Rest without recovery is just a false start.
Burn out and entitlement are the norm, peace and balance are the exception. Working beyond your means does not increase your means. Consistent, incremental steps generate lasting and meaningful change.
We’ve lost our ability to taper, to ebb after a flow, and that makes us weaker, not stronger. R&R is a powerful tool when properly wielded. It is what can get you back going stronger after a hard fall. When we do not fully embrace R&R, due to guilt / shame / fear, we are committing to sandbagging in all that we do moving forward.
What’s perhaps worse, is that we deprive ourselves of the richness of introspection, the time to check in with our inner selves and review our paths’ findings. These raw and intimate internal dialogues are a prerequisite for steering any life in any steadfast direction. In these moments, profound insights are derived and calibrations are made that sometimes affect the course of the rest of our lives. By not making time for ourselves to have these redeeming moments, we lose ourselves until we wonder how we got where we end up.
Assuming burn out equates to “giving it your all”, maximizing your potential, or a bonafide path to success, is a fool’s philosophy. It’s the same reasoning as “get rich quick” schemes in which you can win the lottery of fortune with a few short classes in an ocean of complexity. To be clear, seminars, continued education, academia play a role in building success, but it should never be conflated with an entitlement to success (as most formal university education programs falsely advertise). Success from hard work spent learning and preparing for grueling term papers and exams is not a guarantee nor a significant indicator of succeeding outside the academic environment.
Success is not a finite game.
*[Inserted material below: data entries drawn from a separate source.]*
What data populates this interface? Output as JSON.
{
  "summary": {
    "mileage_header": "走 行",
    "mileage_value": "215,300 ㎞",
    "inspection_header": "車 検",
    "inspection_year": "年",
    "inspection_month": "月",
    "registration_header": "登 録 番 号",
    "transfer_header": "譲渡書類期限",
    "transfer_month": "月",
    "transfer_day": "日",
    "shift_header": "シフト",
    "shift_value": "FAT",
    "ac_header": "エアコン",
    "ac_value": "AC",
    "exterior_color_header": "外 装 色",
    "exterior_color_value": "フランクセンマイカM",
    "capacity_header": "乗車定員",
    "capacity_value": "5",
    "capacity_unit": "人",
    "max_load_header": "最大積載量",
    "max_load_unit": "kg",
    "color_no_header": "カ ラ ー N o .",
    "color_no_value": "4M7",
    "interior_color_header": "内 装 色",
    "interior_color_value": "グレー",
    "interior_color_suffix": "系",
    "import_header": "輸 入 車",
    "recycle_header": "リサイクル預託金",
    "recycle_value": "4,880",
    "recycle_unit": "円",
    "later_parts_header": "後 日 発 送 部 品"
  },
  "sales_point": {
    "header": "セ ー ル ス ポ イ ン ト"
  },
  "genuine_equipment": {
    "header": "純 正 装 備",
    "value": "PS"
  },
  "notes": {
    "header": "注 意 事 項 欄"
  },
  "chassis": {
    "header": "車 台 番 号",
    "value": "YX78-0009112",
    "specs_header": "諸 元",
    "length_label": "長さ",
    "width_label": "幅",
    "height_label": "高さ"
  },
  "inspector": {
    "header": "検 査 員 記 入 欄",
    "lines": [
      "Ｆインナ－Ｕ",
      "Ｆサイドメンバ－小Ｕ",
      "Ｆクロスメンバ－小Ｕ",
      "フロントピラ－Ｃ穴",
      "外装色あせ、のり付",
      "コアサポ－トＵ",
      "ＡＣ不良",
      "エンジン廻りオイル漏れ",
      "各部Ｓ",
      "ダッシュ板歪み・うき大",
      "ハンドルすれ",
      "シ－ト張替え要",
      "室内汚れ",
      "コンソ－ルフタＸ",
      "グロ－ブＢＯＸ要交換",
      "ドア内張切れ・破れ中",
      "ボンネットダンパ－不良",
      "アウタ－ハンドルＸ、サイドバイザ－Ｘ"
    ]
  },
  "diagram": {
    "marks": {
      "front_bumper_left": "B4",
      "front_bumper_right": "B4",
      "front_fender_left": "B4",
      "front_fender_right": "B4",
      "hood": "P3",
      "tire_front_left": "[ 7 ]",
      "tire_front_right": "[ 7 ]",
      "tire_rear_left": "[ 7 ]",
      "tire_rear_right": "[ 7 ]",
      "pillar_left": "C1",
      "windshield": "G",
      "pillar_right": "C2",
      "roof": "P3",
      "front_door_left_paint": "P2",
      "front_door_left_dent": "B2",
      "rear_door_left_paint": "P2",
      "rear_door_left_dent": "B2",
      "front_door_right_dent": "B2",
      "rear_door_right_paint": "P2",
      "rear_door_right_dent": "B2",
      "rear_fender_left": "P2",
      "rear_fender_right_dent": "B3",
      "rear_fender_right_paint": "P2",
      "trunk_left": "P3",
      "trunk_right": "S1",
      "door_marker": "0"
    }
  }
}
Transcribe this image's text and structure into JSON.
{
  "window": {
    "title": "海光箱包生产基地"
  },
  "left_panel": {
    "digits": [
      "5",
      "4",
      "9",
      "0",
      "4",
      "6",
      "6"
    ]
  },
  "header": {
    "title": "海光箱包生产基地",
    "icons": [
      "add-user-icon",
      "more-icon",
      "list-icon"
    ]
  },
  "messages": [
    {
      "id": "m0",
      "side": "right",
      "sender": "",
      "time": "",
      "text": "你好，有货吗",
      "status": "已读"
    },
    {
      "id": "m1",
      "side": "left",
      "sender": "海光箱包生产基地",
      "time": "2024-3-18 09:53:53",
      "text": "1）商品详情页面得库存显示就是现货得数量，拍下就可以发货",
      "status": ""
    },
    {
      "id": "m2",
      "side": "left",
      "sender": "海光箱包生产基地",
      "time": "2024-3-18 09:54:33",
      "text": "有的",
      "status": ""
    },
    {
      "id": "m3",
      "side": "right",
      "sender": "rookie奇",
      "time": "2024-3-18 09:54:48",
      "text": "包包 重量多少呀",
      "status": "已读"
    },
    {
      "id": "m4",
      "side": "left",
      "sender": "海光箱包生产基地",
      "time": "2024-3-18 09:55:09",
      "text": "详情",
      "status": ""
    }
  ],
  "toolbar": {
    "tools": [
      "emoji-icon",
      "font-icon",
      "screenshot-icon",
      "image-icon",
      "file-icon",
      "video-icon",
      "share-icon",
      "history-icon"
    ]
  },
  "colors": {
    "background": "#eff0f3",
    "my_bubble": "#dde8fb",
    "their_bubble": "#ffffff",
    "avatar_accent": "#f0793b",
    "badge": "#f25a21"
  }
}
It’s an infinite one. When people come to terms with this, it makes it easier for them to reason about long-term investments like R&R on their overall wellbeing. Knowing that success will not find you, but that instead you will try and fail until you get glimpses of it, you begin to play a long-game.
You tend to care of yourself better when you think life is going to be long and the road to success bumpy.
An example of rest without recovery are holiday visits with the in-laws, in which we are docked at work for the time taken off, but the recovery is nonexistent.